The Chron takes a closer look at Metro’s finances and the recently expressed doubts about their ability to pay for the University and Uptown lines.

Mayor Annise Parker said last week that she wasn’t convinced the Metropolitan Transit Authority would have the money to build its planned Uptown and University rail lines.

Parker said she hopes Metro can build the two lines, which together would constitute about 15 of the 30 miles of rail included in the second phase of the “Metro Solutions” mobility program.

But Parker, who was scheduled to be briefed this weekend by transition teams that she said have “drilled down” into Metro’s finances, said Metro officials have misled the public by talking as if funding for those two lines were assured. Three other lines are under construction.

“It’s tenuous,” Parker said Thursday after a speech to the Greater East End Chamber of Commerce that included an enthusiastic endorsement of rail transit in Houston.

Some of the doubts expressed by Parker and others who have studied the issue focus on how Metro would repay the $2.6 billion in bonds it intends to issue through 2014 to help finance the rail system. Metro chief executive Frank Wilson said the bonds would be backed by a combination of sales tax revenues, fare revenues and federal grants.

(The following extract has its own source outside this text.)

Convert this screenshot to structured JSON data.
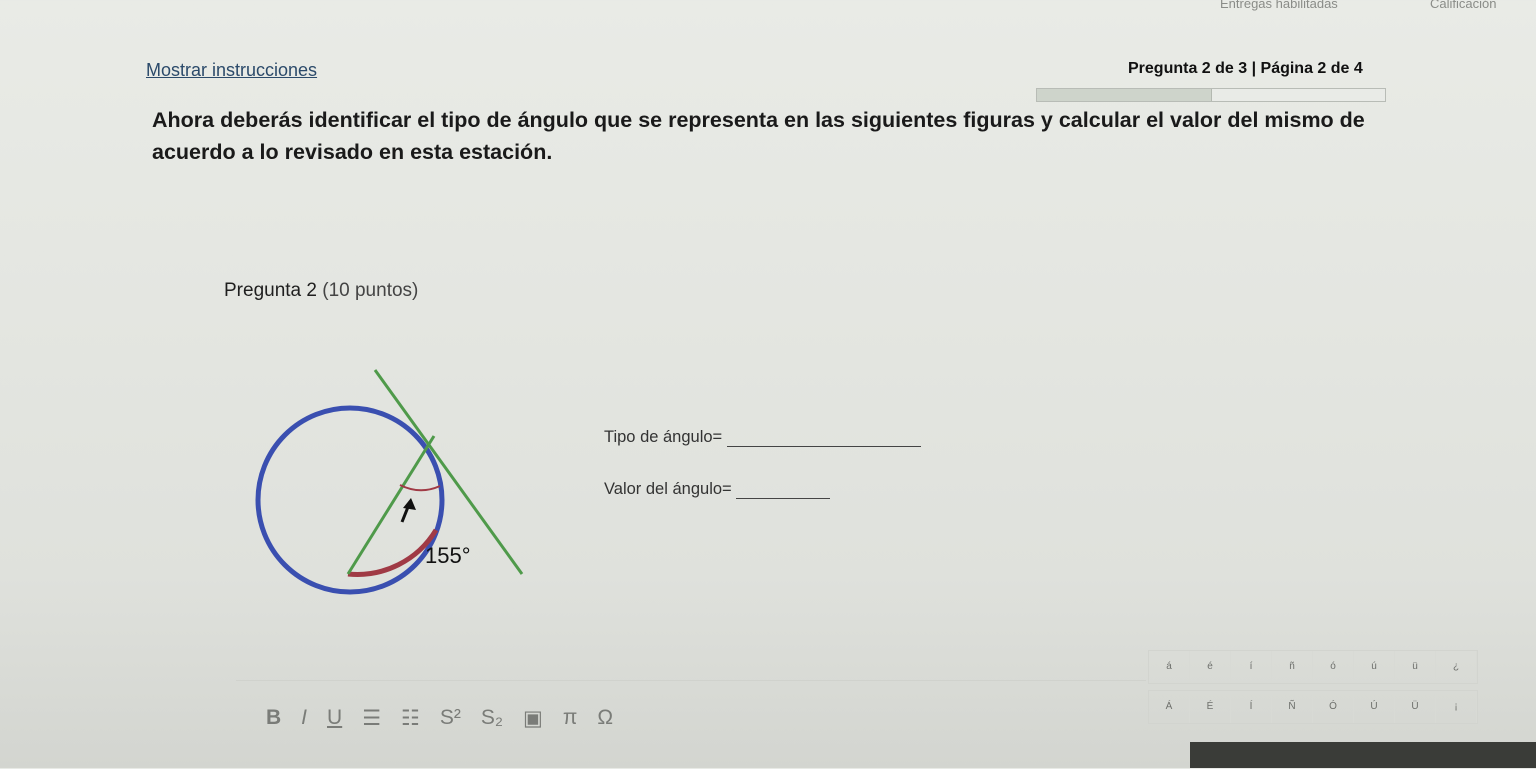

Parker noted that revenues from Metro’s 1 percent local sales tax are declining. Figures presented to the Metro board in February show sales tax receipts for the 10 months ending in January plummeted by $34 million from the same period a year earlier.

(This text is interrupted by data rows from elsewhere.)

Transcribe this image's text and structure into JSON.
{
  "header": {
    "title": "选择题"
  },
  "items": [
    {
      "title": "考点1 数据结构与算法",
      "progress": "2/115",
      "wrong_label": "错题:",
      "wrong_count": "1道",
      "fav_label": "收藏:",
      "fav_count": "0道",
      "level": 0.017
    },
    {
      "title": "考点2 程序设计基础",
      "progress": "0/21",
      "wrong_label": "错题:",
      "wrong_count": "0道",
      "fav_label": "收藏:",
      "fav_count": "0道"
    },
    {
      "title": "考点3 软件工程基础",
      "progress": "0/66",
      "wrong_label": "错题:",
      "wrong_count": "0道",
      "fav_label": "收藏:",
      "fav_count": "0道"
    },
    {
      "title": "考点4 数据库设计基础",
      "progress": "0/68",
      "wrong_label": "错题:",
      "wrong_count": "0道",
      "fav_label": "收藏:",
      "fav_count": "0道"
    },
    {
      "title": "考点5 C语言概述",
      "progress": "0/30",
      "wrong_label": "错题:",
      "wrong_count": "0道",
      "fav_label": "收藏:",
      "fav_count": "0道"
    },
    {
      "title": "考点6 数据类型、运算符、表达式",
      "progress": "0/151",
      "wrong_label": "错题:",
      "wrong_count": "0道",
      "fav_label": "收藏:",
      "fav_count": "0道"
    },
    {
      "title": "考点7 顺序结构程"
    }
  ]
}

“We’re in a very different sales tax climate,” Parker said. “Some analysts say the sales taxes are going to continue to decline. There are a lot of moving parts.”

If sales tax revenues do continue to decline, we’re going to have much bigger problems than just Metro. Be that as it may, it’s still hard to judge the concerns without seeing the transition team’s report. If it mostly hangs on the question of whether Metro will get the federal funds it anticipates for the University line, then yes, not getting those funds, or not getting as much of them as requested, would be a big deal. Metro did very well in getting the funds it received for the North and Southeast lines, and the University line will have stronger ridership numbers than either of them, so you’d think they’d be in decent shape, but anything can happen with appropriations, so who knows? I don’t know what else there is to say about this.

At a higher level, what I want to know is what the commitment is to getting these lines built. I have faith in Mayor Parker, and I do believe she wants to see this happen. What I want to see is an affirmation that we’ll find a way to make it happen. The people voted in 2003 to build five light rail lines. We all remember how upset the strongest supporters of the 2003 referendum got when Metro announced that due to cost concerns they would be building bus rapid transit (BRT) instead of light rail for some of the routes. If the current funding model doesn’t work, then what we need is a promise to figure out a way to make it work. We’ve come too far to turn back now, and the transit system that we’re building is too important to Houston’s future mobility to leave incomplete.